Septic olecranon bursitis
Early treatment involves a combination of elbow splintage and oral antibiotic therapy. However, once the clinical picture shows advanced signs (Figure 5.7.1) such as local cellulitis, lymphangitis, and lymphadenitis or systemic effects with shivering and fever, the antibiotic therapy should be administered intravenously. The duration of therapy is guided by the response to treatment but prolonged treatment courses are not uncommon.

The typical features of a traumatic, septic olecranon bursitis: scab over entry wound, swelling, induration, and spreading cellulitis.
If the olecranon bursitis remains refractory to conservative treatment or a bursal collection with septicaemia develops, surgical excision of the bursa should be performed. Although normally the initial response to such treatment is good, the complication rate remains a concern for the treating clinician. Recurrence, a chronic discharging sinus, and wound breakdown are common (up to 25%) along with worrisome complications. In order to reduce such problems, several surgical techniques have been described:
Skin incision skirting the tip of the olecranon
Postoperative immobilization in 45 degrees of elbow flexion
Application of a compression bandage postoperatively
Wound drain.
If the extent of the bursa is difficult to determine, the use of methylene blue and hydrogen peroxide staining can be used. In an attempt to prevent wound healing problems following resection of the bursa, endoscopic techniques with excellent results have more recently been described.

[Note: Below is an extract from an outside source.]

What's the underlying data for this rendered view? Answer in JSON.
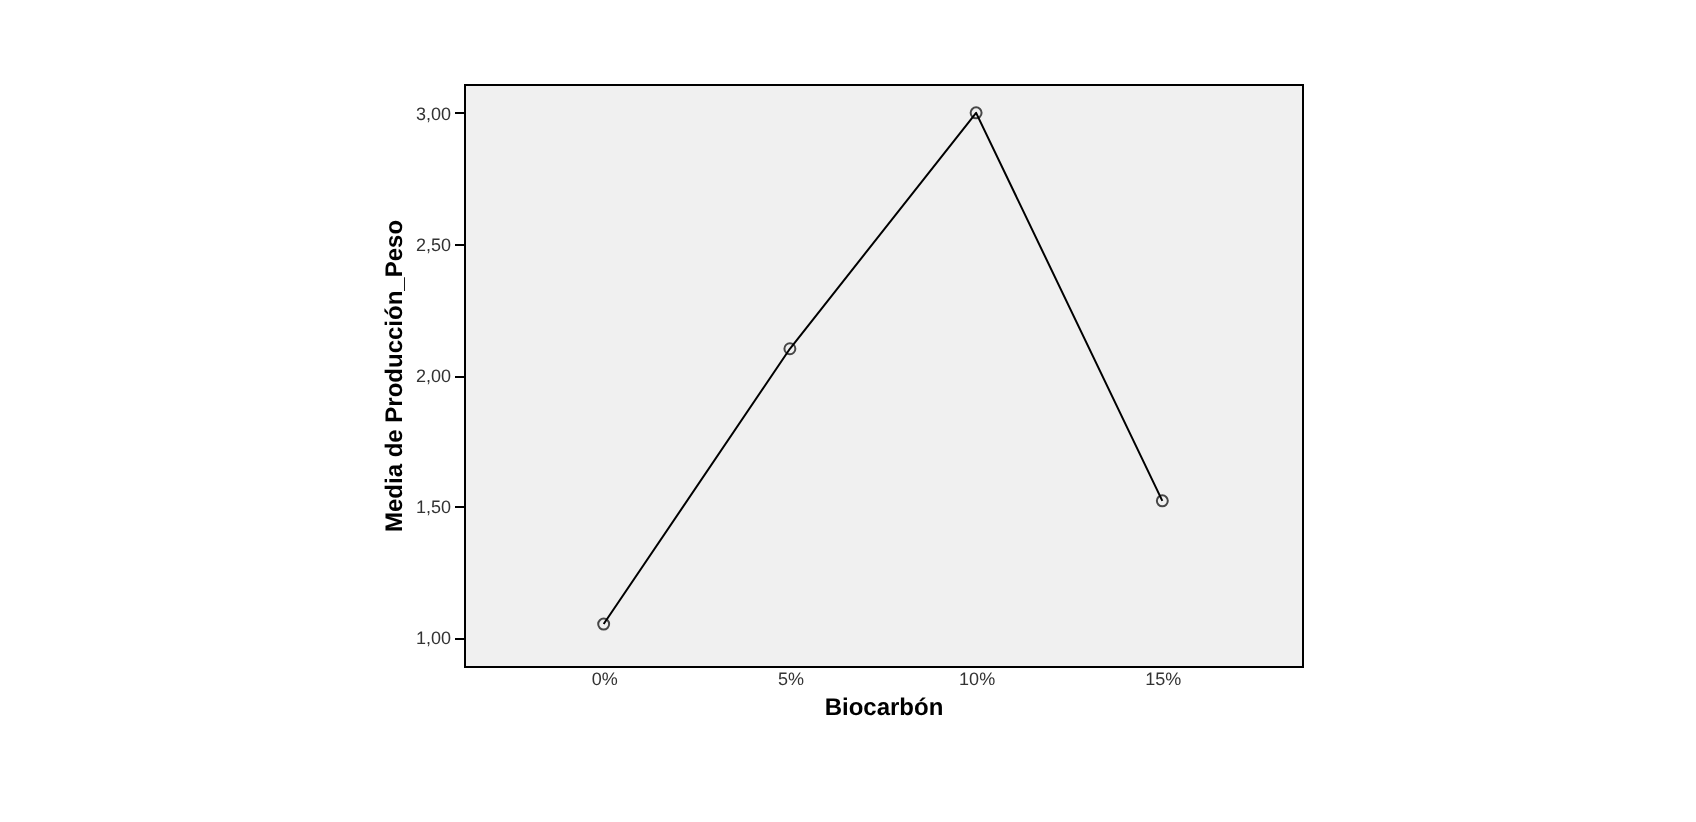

A chronic discharging sinus can initially be treated non-operatively with regular changes of wound dressing in the outpatient department. If signs of infection develop, antibiotic therapy is required and is based on the culture and sensitivity report.
Should the sinus remain refractory to such treatment, revision surgery should be contemplated. The use of talcum powder in revision surgery has shown favourable results. For chronic and recurrent wound breakdown, more advanced reconstructive soft tissue techniques, such as local and free flap, may be required.